Though the COVID-19 emergency is, in the first instance, a physical health crisis, there are already signs that it is also taking a toll on people’s mental health and wellbeing. There are early indications that general uncertainty about the future and specific pressures, like business closures and unemployment, concerns about keeping accommodation, working from home and fears about contracting the virus, are contributing to increased demand for mental health services. Coupled with significant changes in people’s lifestyles and daily routines, reduced opportunities for exercise and movement outdoors and socialisation, these impacts may lead to serious long-term implications for Canberrans’ mental wellbeing as well as greater rates of substance abuse.
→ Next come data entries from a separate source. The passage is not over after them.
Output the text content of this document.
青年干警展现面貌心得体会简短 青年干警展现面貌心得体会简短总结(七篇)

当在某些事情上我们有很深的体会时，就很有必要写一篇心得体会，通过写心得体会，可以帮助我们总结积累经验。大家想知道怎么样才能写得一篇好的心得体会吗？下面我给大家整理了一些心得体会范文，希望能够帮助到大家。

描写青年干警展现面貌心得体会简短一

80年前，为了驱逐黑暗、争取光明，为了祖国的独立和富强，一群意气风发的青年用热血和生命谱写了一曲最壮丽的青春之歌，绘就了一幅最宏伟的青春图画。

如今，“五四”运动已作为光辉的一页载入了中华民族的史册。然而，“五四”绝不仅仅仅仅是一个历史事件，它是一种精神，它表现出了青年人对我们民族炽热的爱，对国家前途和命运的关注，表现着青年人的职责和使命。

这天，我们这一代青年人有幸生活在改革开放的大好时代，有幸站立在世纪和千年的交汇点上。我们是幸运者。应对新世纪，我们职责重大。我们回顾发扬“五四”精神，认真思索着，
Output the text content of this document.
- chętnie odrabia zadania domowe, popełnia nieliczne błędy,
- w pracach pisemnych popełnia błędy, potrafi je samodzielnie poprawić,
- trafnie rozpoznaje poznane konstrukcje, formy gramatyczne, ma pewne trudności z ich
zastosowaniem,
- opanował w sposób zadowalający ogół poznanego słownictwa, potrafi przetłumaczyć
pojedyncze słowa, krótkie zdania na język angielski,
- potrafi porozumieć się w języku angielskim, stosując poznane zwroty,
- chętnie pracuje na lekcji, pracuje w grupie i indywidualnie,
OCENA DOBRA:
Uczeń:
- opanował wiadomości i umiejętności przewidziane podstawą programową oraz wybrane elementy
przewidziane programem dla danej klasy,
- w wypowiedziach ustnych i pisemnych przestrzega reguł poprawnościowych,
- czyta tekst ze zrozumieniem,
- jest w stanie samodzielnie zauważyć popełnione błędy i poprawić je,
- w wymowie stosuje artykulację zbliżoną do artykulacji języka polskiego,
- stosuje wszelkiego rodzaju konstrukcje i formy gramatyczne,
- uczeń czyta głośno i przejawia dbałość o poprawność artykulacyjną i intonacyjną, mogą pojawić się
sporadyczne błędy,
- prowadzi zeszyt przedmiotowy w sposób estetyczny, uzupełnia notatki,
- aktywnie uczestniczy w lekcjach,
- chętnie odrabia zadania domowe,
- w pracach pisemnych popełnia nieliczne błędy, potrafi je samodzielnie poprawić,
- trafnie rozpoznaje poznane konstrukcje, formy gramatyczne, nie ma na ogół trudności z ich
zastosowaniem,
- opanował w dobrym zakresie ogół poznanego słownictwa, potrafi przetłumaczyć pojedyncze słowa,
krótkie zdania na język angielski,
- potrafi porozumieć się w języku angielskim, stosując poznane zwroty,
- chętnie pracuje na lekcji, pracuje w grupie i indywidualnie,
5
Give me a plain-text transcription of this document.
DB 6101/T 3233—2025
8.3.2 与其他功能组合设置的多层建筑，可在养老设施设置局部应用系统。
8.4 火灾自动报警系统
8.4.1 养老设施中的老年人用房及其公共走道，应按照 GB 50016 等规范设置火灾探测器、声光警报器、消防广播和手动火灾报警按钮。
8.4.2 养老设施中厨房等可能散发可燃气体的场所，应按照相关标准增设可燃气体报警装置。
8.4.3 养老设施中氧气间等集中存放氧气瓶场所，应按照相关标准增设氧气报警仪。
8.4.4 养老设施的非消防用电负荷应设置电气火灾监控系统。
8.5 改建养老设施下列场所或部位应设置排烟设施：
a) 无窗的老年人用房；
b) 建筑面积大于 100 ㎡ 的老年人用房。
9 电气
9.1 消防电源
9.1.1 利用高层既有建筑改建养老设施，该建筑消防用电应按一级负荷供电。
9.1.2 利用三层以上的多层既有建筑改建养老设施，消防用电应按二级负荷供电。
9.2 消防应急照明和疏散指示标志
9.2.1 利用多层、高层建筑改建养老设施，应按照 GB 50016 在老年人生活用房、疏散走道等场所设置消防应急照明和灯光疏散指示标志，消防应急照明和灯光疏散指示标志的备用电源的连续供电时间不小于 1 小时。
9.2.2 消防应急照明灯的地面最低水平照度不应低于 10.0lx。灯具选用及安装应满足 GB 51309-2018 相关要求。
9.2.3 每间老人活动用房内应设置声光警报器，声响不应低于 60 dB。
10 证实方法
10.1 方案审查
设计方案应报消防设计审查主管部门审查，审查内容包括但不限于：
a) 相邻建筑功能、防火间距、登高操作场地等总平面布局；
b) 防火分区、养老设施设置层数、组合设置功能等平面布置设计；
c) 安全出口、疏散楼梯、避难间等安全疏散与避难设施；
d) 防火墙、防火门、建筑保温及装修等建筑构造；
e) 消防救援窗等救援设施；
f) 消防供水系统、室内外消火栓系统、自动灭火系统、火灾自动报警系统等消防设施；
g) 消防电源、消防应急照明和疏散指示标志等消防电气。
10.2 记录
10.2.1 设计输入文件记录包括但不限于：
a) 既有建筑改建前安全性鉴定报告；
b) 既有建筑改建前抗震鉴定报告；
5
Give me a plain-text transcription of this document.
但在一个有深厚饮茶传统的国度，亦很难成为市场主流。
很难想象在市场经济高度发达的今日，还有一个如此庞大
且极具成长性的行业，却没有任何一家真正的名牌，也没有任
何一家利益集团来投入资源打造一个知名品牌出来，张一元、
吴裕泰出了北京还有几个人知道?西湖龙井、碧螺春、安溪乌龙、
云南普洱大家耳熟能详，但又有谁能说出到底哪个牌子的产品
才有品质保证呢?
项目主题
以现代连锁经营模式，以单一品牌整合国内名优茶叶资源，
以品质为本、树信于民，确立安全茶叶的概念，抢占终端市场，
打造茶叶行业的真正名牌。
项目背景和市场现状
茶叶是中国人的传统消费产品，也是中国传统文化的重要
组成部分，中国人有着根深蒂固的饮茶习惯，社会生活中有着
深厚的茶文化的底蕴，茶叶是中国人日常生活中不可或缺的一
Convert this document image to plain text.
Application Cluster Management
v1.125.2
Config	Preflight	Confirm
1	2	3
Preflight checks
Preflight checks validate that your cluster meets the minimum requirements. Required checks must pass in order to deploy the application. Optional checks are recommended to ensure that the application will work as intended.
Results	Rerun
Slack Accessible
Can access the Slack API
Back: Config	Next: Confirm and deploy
The Commission is aware of a significant increase in the number of mental health-related presentations to Canberra Hospital and a corresponding need for greater information about availability and access to mental health services in easy English. Healthcare workers, older adults, children and young people, and people with disability, including those with pre-existing mental health conditions, may be at particular risk during this time, including where existing supports or information about available assistance are inadequate or where continuity of pre-existing mental healthcare has been interrupted.
Care must be taken to ensure that the implementation of public health restrictions and other precautionary measures do not disproportionately impact on the rights of people with limited capacity to advocate for their interests or to understand and comply with directions. As with other closed settings, restrictions on visitors to closed mental health wards and facilities may be reasonable, given the increased risk of the virus’ spread in such environments, however such restrictions must be strictly temporary and at all times proportionate to public health advice.